Against the din of the cascade I heard Crystal trying to make herself heard.

I raised the hand I was clasping, and, placing her finger and thumb on the lobe of my ear, bent my head towards her.

“He is safe!” she cried, and I felt her warm breath on my cheek. Then she guided my hand to her own ear, and I cried back: “Yes; he will soon let down the rope.”

My hand still retained hers, and as I spoke in her ear a wisp of her hair strayed across my lips. I forgot everything. The roar of the cataract seemed to drown all except my passion, and that overwhelmed me. Suddenly I enclosed her in my arms and, drawing her to me, kissed her wildly on the brow and cheek and lips. For a moment she lay still in my arms, then she pushed herself gently away from me as if she were saying, “I do not know what a woman will do.… I owe you everything, but not this—at least not yet.”

At length, after waiting several minutes, I felt something swing against my shoulder. I stretched out my hand and caught it. It was the rope. When I had shouted the old chief’s directions again in the ears of my companions—that Crystal was to come second and Grey last—I tried my weight on the rope, and, finding it firm, climbed up. It seemed a long way in the darkness, and I was nearly exhausted when at length a hand slid down over the rope and touched me. Another hand found my other wrist and, as I climbed a little further, both gripped me beneath the armpits, raised me over a barrier of rock, and set me on my feet on a level foothold.

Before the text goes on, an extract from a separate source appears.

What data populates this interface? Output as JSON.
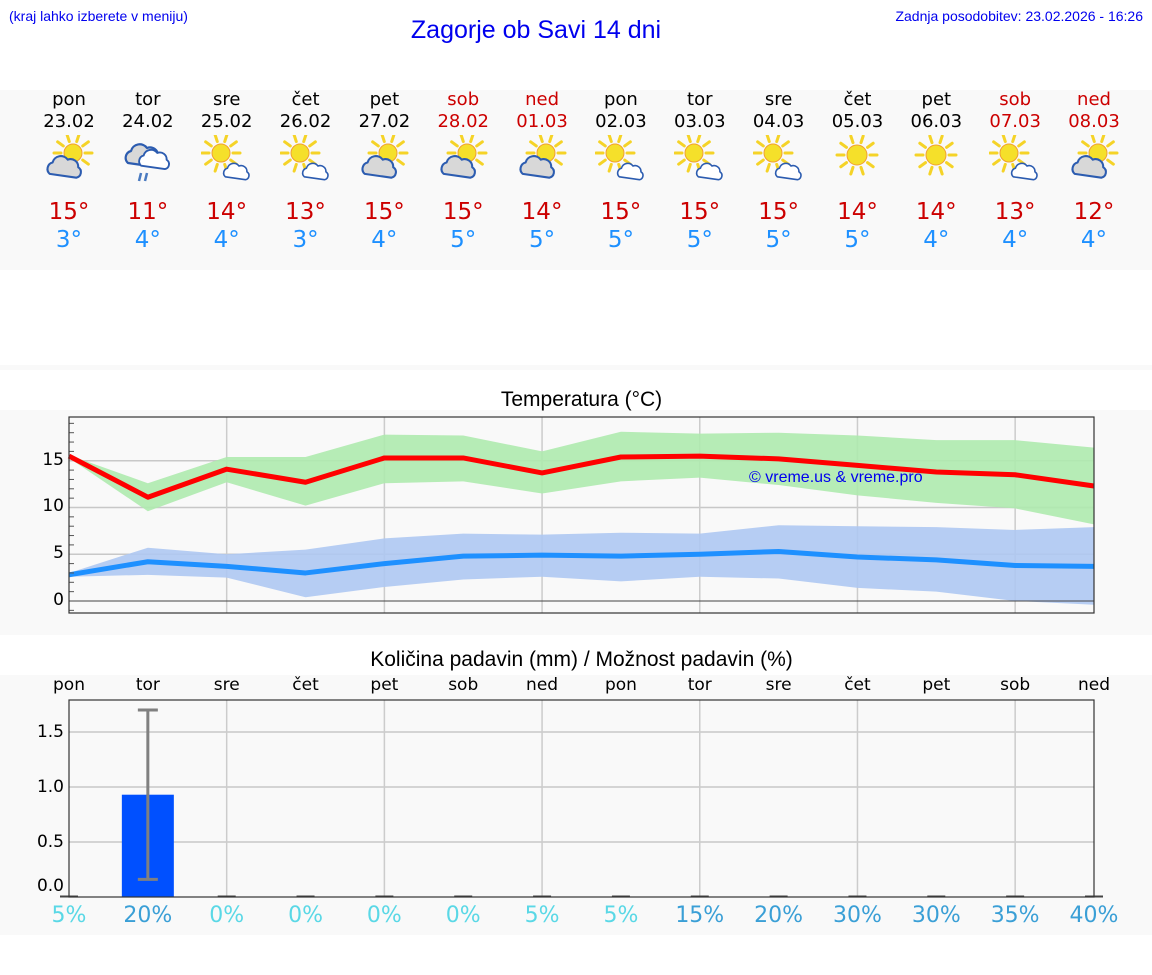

He Pakeha!” said the deep voice of the chief; “is the mountain lily safe?”

“Quite safe,” I replied.

My first thought was to strike a match to see what space there was to move about in. I did so, and found that the old chief and myself were standing on a level platform let into the wall of the cavern. He went into the shadows and returned with a torch, which I lighted from the match, and set in an upright position in a crevice. He then unwound the rope from a rounded knob of rock on the inside of the barrier, and let down a few more yards for Grey to make a kind of swing for Crystal. A rough flax mat protected the rope from the irregularities of the rock, and the barrier itself projected far enough from the wall to enable her to keep clear of it in the ascent.

It was not until, by our united efforts, she was drawn up and stood safely beside us, that I breathed freely. The rope was let down, and Grey came up soon afterwards like an acrobat. Te Makawawa then made a sign to me to draw the rope up again, and, as I was doing so, it resisted my efforts for a moment, as if someone was holding it; however, it came loose, and I thought that perhaps a knot on the end must have caught on some projecting piece of rock. Yet the matter puzzled me a little, especially when I felt the end of the rope soon afterwards and found there was no knot there.

But it was no time for fancies. Te Makawawa took the torch from Crystal, and showed the way into a high tunnel which, as we followed him, led us right into the backbone of the rock, and gradually took the form of a spiral ascent, though I could only guess at this from the somewhat steep grade, and the continual curve to the left. We soon lost the roar of the cataract as we circled up higher and higher into the silent heart of the mountain.